Penalties for failing to file probate
According to FindLaw, failure to file probate can have serious legal consequences. While choosing not to file probate is not a crime per say, you may subject yourself to civil lawsuits for neglecting your responsibility. For instance, if your niece stood to gain the family home and considerable cash in probate, she could file a lawsuit for damages.
If you choose not to file probate with the intention of concealing assets for your own financial gain, you may be subject to criminal consequences. For example, say your mother decided to leave her entire estate to a charity. You, wanting to acquire her wealth through intestate succession, choose not to file. This leaves you open to criminal liability.
Creditors’ claims and insolvencies
Many people have unpaid bills when they pass away. When an estate executor files probate, creditors have up to four months to file a claim against the estate for the amount due. However, when a family chooses not to open probate, creditors have up to one year to claim their money.
When an estate is insolvent — meaning the deceased owed more than he or she owned — it is not uncommon for the family to file the will and walk away without opening probate. Creditors who choose to file receive parts of the estate in order of priority.
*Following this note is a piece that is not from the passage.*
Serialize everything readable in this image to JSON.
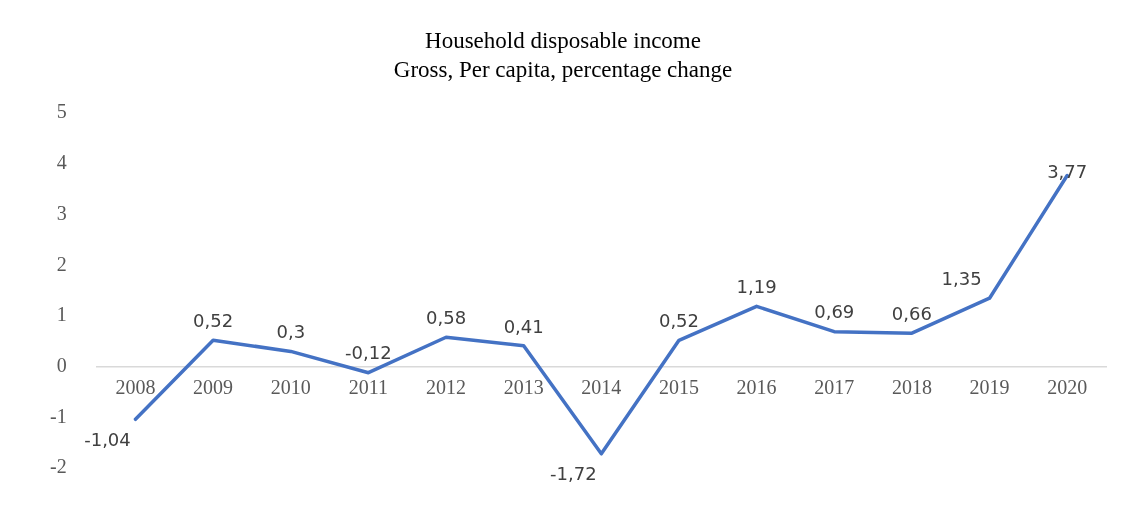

Some people do not have considerable wealth, but they do have one or two prized possessions. For example, your grandfather may have passed away with little to his name save for a classic 1966 Shelby GT350. He may have told you he wanted you to have it, but he did not leave a will expressing this. In this case, you may be able to ask the courts to transfer the title to the property via a process called “transfer by affidavit.” This is a streamlined process that allows heirs to acquire property without opening probate.